Standards stuff ...

BGS GeoPackage, Energistics ETP 1.2, Industrial Internet Consortium Forum, IOGP Report 592 (subsea capping), IOGP/EPSG data model, ISO and AI, Open Geospatial Consortium catalog service, PPDM facilities training, PPDM Pusdatin, BGS and the new world magnetic model.

BGS, the British Geological Survey is to convert its open data to the GeoPackage format and release it ‘with styling included’. GeoPackage allows geospatial data to be delivered in an open, non-proprietary and platform-independent format.

Energistics has opened its Energistics Transfer Protocol 1.2 for public review and comment. ETP is a two-way web socket-based connection solution tailored to oil and gas data challenges. ETP 1.2 reduces data latency from a 10-15 second baseline typical of SOAP protocols to about 1 second, while its use of binary encoding requires 10x less bandwidth compared to XML. The comments period ends March 31, 2020.

The Industrial Internet Consortium (IIC) has opened a community forum for industry experts to exchange ideas and discuss IIoT problems. The forum was established by the IIC Digital transformation and Ecosystem work groups which ‘worked tirelessly’ to evaluate options and launch the forum. Check out the IIC Community Forum.

IOGP Report 592, ‘Subsea capping response time model toolkit user guide’ provides a how-to guide to users of the IOGP’s response time model toolkit for subsea capping released as described in IOGP Report 594, Source control (aka ‘blowout’) emergency response planning guide for subsea wells.

IOGP has also upgraded the EPSG Dataset data model, following the publication of the revised ISO 19111 data model. Changes include identification of dynamic (plate motion) datums and CRSs and a new ‘datum ensemble’ construct, grouping together successive realizations of a datum. The latest model V10.0 is available from the EPSG website. More on the upgrade from IOGP.

The Nov/Dec 2019 Issue of ISO Focus described work in progress on the ISO/IEC JTC 1/SC 42 artificial intelligence standard. Created under the auspices of ISO/IEC JTC 1, the information technology arm of ISO and the International Electrotechnical Commission (IEC), subcommittee SC 42, ISO/IEC claims to be, ‘the only standards body looking at AI holistically’.

The Open Geospatial Consortium (OGC) has announced the OGC API Records standards working group which is to develop a new version of the OGC catalogue service for the world wide web. The new version will remedy shortcomings in the current catalogue and align better with the W3C’s spatial data on the web best practices. The shift is also to leverage modern tools such as OpenAPI. More from OGC. The OGC has also approved the OSGEO Foundation’s PyGeoAPI with a compliance certification and reference implementation status. PyGeoAPI is a Python server implementation of the OGC API above, allowing deployment of a RESTful OGC API endpoint using OpenAPI, GeoJSON, and HTML. PyGeoAPI is open source and released under an MIT license. More from OSGEO.

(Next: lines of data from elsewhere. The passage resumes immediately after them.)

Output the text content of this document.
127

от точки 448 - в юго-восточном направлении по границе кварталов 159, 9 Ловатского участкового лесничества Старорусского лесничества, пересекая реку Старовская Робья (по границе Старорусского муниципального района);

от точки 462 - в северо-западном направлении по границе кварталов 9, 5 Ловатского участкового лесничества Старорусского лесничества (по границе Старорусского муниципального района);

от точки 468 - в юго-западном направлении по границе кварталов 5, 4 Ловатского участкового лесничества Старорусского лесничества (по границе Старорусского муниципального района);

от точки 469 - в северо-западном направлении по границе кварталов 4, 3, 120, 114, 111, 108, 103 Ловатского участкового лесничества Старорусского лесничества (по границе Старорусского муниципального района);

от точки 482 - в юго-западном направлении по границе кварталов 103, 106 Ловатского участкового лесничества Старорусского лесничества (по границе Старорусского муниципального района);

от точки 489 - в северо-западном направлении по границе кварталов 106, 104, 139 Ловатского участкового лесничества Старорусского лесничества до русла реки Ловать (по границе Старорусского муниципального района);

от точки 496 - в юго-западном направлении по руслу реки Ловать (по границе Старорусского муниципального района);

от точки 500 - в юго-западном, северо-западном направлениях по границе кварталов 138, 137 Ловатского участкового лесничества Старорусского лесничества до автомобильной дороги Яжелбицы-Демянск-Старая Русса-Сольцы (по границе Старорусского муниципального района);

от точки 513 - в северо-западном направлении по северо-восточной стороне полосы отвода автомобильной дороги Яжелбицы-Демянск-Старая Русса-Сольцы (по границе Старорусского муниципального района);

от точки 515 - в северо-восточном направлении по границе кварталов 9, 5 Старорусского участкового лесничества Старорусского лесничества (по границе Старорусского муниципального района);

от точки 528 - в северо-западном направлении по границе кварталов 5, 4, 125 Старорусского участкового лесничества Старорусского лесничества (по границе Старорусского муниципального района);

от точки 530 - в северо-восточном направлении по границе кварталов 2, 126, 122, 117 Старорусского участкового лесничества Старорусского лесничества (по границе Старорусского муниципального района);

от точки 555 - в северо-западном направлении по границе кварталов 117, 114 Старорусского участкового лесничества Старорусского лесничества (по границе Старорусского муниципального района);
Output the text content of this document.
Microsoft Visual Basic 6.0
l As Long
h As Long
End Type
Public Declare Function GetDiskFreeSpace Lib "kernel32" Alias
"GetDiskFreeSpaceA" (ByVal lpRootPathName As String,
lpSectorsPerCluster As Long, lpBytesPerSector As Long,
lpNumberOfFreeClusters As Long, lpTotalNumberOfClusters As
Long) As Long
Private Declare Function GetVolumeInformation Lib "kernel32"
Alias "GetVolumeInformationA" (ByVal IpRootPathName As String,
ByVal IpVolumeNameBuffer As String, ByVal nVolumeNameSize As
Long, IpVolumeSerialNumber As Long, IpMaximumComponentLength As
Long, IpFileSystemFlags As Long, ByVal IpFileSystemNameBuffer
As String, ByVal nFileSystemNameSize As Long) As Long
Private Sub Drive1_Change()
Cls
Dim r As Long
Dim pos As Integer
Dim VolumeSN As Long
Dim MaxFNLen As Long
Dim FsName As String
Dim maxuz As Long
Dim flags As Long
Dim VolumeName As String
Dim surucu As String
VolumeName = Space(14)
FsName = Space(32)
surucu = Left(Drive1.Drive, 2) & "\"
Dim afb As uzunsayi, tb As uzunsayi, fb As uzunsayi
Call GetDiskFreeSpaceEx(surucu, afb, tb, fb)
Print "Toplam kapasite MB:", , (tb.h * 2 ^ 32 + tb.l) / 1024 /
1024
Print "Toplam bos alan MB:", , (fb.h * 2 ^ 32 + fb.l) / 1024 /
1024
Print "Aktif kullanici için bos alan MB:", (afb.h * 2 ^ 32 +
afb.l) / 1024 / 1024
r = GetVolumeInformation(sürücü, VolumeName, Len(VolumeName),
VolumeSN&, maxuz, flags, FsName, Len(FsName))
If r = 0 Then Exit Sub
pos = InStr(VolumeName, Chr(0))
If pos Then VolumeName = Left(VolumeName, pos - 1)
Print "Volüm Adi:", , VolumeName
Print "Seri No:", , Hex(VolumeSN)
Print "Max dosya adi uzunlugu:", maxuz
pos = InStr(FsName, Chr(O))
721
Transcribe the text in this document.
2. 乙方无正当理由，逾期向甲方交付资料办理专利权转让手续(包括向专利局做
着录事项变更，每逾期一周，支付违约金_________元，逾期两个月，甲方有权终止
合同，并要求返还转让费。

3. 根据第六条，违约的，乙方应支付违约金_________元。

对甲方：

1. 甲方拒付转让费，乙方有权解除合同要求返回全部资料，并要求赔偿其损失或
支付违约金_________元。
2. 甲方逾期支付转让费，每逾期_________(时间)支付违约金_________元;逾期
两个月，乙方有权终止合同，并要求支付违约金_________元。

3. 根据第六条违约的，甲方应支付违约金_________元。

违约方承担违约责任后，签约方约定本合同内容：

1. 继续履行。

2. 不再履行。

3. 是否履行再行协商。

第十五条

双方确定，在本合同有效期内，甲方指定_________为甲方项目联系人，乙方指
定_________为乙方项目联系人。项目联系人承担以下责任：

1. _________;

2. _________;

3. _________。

PPDM, the Professional petroleum data managers association is sounding out the industry on a new venture into training in oil and gas facilities. The facilities training needs survey (which has just closed) is designed to help PPDM understand how it can best serve the industry and to evaluate a possible expansion of its professional development portfolio to facilities data. We sense a future PPDM ‘What is a facility’ publication.

PPDM also reports that the Indonesian Ministry of Energy and Mineral Resources has endorsed its eponymous data model as an industry standard and is to ‘formally reference’ the PPDM Data Model 3.9 as an ‘industry open standard’. PPDM 3.9 will underpin a metadata catalog of Indonesian data and will also become the foundation of a national data repository, built and administered using PPDM standards as the foundation. The NDR is to be built by Pusdatin, the Pusat Data and Informasi/Center for Data and Information Technology.

BGS has published an explainer on ongoing changes to the earth’s magnetic field that have created a need for a new global geomagnetic model. According to satellite data, the magnetic north pole is moving across the Arctic region at its fastest rate in 400 years. BGS and the US NOAA rejig the world magnetic model every five years. The WMM is used in many global navigation systems. The latest model shows magnetic north racing across the Northern Hemisphere at around 50 km per year, as it moves from the Canadian Arctic towards Siberia, the fastest shift since the mid 16th Century.